As a coach it’s important to realise that it can be dangerous to mess with the identities of teams and individuals. What’s more, the risk of your interventions backfiring is high. Proceed with care and sensitivity.

We asked — if Dilbert et al are negative social objects, where are the positives? They do exist (but clearly not in the form of “employee of the month” and other special rewards). I like Hugh MacLeod’s Blue Monster, but I’ve seen many others - all the way down to soft toys used for integration tokens in agile teams that end up — scarily — acquiring a character and becoming part of those teams. Comment here if you have any memorable social objects in your team environment!

[1] Brits sometimes accuse those in the US of having no sense of humour, which is clearly untrue. I do wonder, though, whether it appears in concentrated form in proportionally fewer individuals on the other side of the pond…

3 Responses to “Dilbert considered harmful? (#acguk)”

  • Kevin McGuire responded:

    Dilbert expresses the common but unspoken truth much as the Seinfeld TV series did. For every social situation there is a Seinfeld episode lampooning it, and so too for corporate and Dilbert. I also love the demotivational posters. These all allow us to point at the things that are supposed to be ‘normal’, but which we feel aren’t, and laugh at them. The emphasis should be on “putting the fun back in dysfunctional”.

    That said, I’m guessing that too much Dilbert is an indicator of something festering beneath the surface. In an environment where people cannot openly express the issues, perhaps the Dilbert comic is the only safe (i.e. without recourse) avenue to vent frustration.

    As with all matters of degree, the real truth can only be discovered once you talk with people. For that reason I really liked your “Ask for the story” suggestion.

  • David responded:

    Point taken, Kevin, however the difference between Seinfeld and Dilbert is that you watch Sienfeld by choice, enjoy it, laugh at the situations and characters, and then the show’s over. The trouble with having these objects stuck on our walls is that they’re there all the time, both as silent reminders of dysfunction and as tacit reinforcers of the idea that the fault lies with the pointy-hairs, marketers, sales people and so on. Everything we’ve learned about cognition and the mind in the past couple of decades points to the deep influence of our surroundings on how we feel and act. If the only safe way to express frustration is sticking another cartoon to the wall, then it’s already for me sign that something’s very wrong.
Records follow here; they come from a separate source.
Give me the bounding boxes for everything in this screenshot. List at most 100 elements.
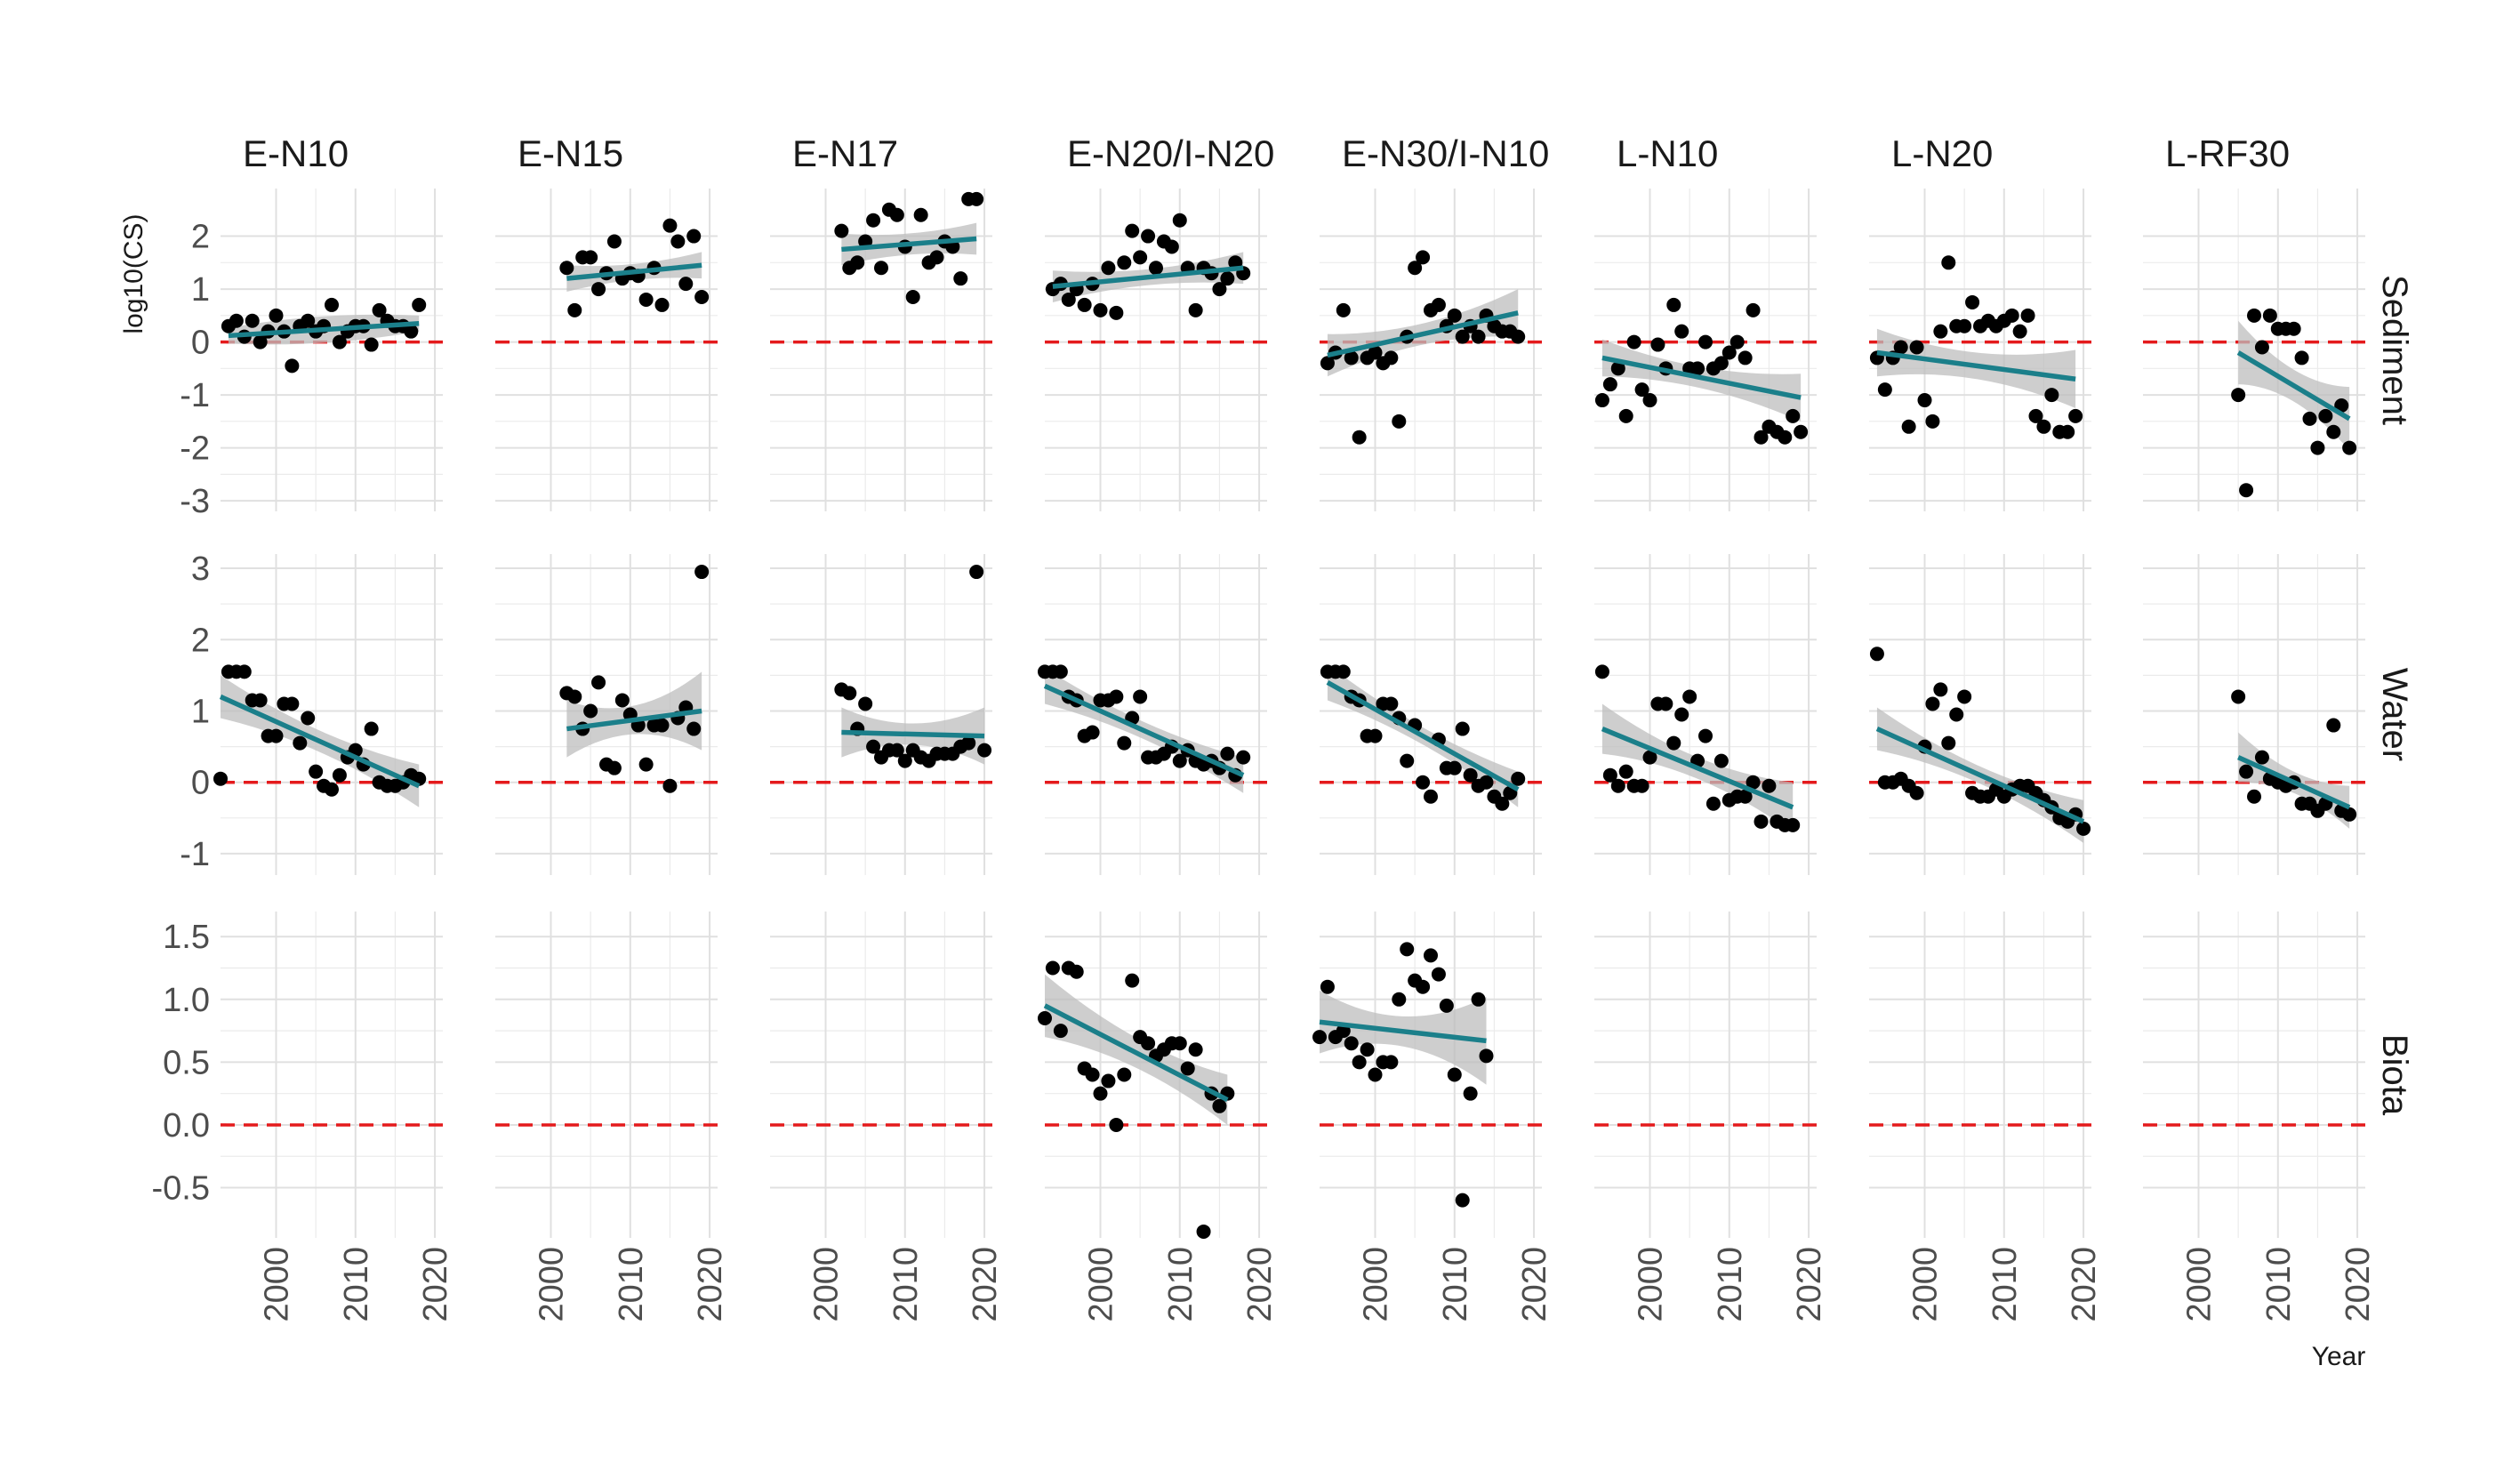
data-point	[412, 297, 427, 312]
confidence-band	[1045, 974, 1228, 1125]
data-point	[686, 721, 702, 736]
data-point	[606, 234, 622, 249]
panel-sediment-7	[2143, 189, 2365, 511]
data-point	[1109, 1117, 1124, 1132]
y-tick-label: 0.0	[163, 1107, 210, 1145]
data-point	[2262, 308, 2277, 323]
data-point	[2068, 408, 2083, 423]
data-point	[1634, 382, 1649, 398]
data-point	[1424, 948, 1438, 963]
data-point	[1236, 750, 1251, 765]
facet-title: L-RF30	[2165, 133, 2290, 174]
x-tick-label: 2000	[1083, 1247, 1120, 1322]
trend-line	[1319, 1019, 1487, 1044]
panel-sediment-1	[495, 189, 718, 511]
data-point	[1336, 302, 1351, 317]
y-tick-label: 3	[191, 550, 210, 588]
x-tick-label: 2000	[808, 1247, 846, 1322]
data-point	[1602, 377, 1617, 392]
panel-sediment-4	[1320, 189, 1542, 511]
data-point	[285, 358, 300, 374]
data-point	[1125, 973, 1140, 988]
x-tick-label: 2020	[1791, 1247, 1828, 1322]
data-point	[858, 696, 873, 711]
data-point	[1125, 223, 1140, 238]
data-point	[670, 234, 686, 249]
panel-water-2	[770, 554, 992, 875]
data-point	[1172, 213, 1187, 228]
data-point	[1220, 746, 1235, 761]
x-tick-label: 2000	[259, 1247, 296, 1322]
x-tick-label: 2010	[1986, 1247, 2024, 1322]
data-point	[1360, 1042, 1375, 1057]
x-tick-label: 2020	[1516, 1247, 1553, 1322]
data-point	[678, 277, 694, 292]
data-point	[2231, 388, 2246, 403]
data-point	[269, 728, 284, 743]
trend-line	[2236, 350, 2351, 422]
data-point	[1909, 340, 1924, 355]
data-point	[1416, 979, 1431, 994]
facet-title: L-N10	[1617, 133, 1718, 174]
data-point	[686, 229, 702, 244]
data-point	[1133, 250, 1148, 265]
data-point	[2231, 689, 2246, 704]
data-point	[1933, 324, 1948, 339]
data-point	[1746, 775, 1761, 790]
data-point	[1384, 1055, 1399, 1070]
data-point	[1634, 778, 1649, 793]
data-point	[285, 696, 300, 711]
data-point	[1666, 297, 1681, 312]
facet-title: E-N10	[243, 133, 349, 174]
data-point	[1045, 960, 1060, 976]
data-point	[2342, 440, 2357, 455]
data-point	[2318, 408, 2333, 423]
data-point	[1698, 728, 1713, 743]
x-tick-label: 2020	[692, 1247, 729, 1322]
data-point	[1220, 271, 1235, 286]
data-point	[1618, 764, 1633, 779]
data-point	[2310, 440, 2325, 455]
data-point	[2060, 424, 2075, 439]
data-point	[1463, 1086, 1478, 1101]
data-point	[961, 735, 976, 751]
data-point	[834, 223, 849, 238]
y-tick-label: -1	[180, 836, 210, 873]
data-point	[245, 313, 260, 328]
data-point	[1093, 1086, 1108, 1101]
y-tick-label: 2	[191, 219, 210, 256]
data-point	[213, 771, 228, 786]
trend-line	[219, 694, 421, 789]
data-point	[969, 191, 984, 206]
data-point	[1941, 255, 1956, 270]
data-point	[1312, 1030, 1327, 1045]
x-tick-label: 2020	[1241, 1247, 1279, 1322]
data-point	[1471, 992, 1486, 1007]
data-point	[606, 760, 622, 775]
data-point	[1463, 767, 1478, 783]
data-point	[1368, 345, 1383, 360]
y-tick-label: -3	[180, 483, 210, 520]
data-point	[1511, 329, 1526, 344]
trend-line	[841, 729, 985, 739]
panel-biota-1	[495, 912, 718, 1238]
data-point	[1447, 308, 1462, 323]
data-point	[293, 735, 308, 751]
panel-biota-4	[1312, 912, 1542, 1238]
facet-title: E-N17	[792, 133, 898, 174]
data-point	[1416, 775, 1431, 790]
data-point	[253, 693, 268, 708]
panel-water-6	[1869, 554, 2091, 875]
y-tick-label: 0	[191, 325, 210, 362]
trend-line	[1601, 727, 1794, 810]
row-strip-label: Biota	[2375, 1034, 2414, 1116]
panel-water-7	[2143, 554, 2365, 875]
y-tick-label: 1.0	[163, 982, 210, 1019]
data-point	[1368, 1067, 1383, 1082]
data-point	[638, 292, 654, 307]
data-point	[229, 313, 244, 328]
data-point	[1320, 356, 1335, 371]
data-point	[1754, 814, 1769, 829]
data-point	[1690, 361, 1705, 376]
data-point	[1511, 771, 1526, 786]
  • Scott Duncan responded:

    Tom DeMarco, in his book Slack, discussed Dilbert, pointing out that there is no hero. Everyone contributes to the situation; no one is working to fix anything (or to leave to find a potentially better environment).
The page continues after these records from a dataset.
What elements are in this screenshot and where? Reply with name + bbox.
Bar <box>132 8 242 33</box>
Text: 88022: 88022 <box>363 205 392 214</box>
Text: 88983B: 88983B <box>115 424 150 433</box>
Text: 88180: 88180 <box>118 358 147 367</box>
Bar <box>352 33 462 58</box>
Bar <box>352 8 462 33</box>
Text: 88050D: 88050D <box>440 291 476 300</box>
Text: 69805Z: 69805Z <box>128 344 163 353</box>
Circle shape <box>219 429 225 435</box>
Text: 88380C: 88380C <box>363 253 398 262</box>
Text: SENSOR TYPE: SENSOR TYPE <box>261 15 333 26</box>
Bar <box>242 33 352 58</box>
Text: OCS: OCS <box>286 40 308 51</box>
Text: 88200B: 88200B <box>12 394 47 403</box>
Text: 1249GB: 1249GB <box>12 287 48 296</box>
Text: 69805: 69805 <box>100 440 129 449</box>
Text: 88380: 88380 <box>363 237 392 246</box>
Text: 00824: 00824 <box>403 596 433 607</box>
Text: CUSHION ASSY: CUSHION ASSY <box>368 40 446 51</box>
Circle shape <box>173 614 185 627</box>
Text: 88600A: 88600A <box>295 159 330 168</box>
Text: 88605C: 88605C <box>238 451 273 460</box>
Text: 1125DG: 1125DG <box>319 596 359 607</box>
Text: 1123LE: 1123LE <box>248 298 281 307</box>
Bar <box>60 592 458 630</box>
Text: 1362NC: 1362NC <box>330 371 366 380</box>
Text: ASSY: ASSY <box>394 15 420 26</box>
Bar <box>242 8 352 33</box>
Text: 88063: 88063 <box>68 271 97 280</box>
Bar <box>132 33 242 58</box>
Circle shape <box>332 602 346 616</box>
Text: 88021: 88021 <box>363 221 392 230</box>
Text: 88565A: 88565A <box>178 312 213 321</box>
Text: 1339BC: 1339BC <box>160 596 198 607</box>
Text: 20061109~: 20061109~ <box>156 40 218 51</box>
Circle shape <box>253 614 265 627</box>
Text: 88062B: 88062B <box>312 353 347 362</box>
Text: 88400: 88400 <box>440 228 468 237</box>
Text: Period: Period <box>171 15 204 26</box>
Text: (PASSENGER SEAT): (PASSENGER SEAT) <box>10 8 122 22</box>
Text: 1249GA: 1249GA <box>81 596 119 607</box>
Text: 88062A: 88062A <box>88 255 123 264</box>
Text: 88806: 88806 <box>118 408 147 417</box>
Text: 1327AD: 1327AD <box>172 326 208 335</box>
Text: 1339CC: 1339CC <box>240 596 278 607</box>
    If you miss that and think Dilbert, Wally, et al are some sort of tragic victims, then management can be blamed for everything. At least the pointy-haired boss believes what he says/does, even if we find it unacceptable. Everyone else does not.
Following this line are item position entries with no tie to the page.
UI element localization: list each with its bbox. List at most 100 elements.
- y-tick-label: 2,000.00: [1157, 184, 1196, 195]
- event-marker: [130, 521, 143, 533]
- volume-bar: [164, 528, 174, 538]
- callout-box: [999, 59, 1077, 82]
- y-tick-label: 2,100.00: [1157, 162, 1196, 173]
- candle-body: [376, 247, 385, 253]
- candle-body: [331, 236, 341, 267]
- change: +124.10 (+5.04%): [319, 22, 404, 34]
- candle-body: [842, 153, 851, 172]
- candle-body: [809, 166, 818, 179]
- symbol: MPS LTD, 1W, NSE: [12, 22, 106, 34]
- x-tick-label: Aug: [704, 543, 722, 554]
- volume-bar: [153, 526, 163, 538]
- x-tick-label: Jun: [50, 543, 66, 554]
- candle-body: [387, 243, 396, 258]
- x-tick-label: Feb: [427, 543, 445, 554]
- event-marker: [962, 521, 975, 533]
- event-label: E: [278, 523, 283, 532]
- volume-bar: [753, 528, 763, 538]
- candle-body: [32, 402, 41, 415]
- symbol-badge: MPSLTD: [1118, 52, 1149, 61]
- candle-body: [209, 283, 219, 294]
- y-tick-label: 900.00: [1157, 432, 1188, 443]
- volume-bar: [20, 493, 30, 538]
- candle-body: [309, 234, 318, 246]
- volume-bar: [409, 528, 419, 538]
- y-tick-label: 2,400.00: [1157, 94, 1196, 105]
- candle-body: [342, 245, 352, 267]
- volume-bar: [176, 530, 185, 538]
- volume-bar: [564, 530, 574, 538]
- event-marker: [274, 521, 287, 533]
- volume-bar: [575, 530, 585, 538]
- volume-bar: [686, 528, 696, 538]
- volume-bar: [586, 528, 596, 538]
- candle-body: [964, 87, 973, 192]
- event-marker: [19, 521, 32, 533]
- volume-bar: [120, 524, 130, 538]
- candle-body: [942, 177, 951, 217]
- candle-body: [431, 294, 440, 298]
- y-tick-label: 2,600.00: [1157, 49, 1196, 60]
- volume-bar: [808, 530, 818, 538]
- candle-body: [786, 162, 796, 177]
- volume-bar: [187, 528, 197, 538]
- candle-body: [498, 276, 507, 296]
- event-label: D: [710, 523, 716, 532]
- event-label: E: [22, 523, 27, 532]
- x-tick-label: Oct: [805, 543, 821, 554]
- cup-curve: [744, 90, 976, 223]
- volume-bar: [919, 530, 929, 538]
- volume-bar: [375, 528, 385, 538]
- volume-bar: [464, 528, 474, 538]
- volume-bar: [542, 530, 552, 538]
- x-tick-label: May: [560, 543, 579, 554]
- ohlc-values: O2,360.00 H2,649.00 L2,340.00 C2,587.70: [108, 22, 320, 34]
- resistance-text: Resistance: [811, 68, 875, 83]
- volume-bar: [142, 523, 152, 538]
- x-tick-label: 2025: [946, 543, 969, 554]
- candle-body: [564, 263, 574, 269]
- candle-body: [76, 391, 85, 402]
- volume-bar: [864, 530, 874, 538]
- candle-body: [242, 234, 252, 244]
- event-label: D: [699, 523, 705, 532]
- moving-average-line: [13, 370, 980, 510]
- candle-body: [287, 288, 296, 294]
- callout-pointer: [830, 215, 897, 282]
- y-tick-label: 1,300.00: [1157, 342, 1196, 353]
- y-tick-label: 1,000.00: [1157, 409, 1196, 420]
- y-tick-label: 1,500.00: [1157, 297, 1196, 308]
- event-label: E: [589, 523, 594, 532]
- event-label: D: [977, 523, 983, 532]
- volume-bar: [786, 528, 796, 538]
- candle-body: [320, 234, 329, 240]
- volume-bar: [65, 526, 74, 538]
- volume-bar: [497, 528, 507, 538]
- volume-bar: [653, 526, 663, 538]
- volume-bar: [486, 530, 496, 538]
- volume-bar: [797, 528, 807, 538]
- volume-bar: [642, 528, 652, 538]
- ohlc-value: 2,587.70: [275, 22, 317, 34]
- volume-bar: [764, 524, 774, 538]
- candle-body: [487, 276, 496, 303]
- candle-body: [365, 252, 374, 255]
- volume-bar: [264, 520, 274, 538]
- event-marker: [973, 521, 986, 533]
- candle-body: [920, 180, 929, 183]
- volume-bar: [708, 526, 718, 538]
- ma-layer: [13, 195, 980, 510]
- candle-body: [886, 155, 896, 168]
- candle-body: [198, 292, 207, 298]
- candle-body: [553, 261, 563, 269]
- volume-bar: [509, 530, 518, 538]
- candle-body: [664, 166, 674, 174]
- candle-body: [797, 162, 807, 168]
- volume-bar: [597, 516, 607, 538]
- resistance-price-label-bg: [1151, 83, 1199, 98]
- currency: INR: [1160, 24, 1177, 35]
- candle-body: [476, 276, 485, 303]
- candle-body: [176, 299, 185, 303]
    I certainly posted some Dilbert cartoons at one place I worked. I did alter them, putting in my name, to highlight my Dilbertesque behavior when I caught myself in it.

    Regarding posting the Manifesto, I can see both sides on this. I guess what I’d like to see are group charters, rather than just copies of the Manifesto, since the charters would be some evidence of an internalization of the values and principles. Charters would show how the organization is responding to and adopting an agile approach.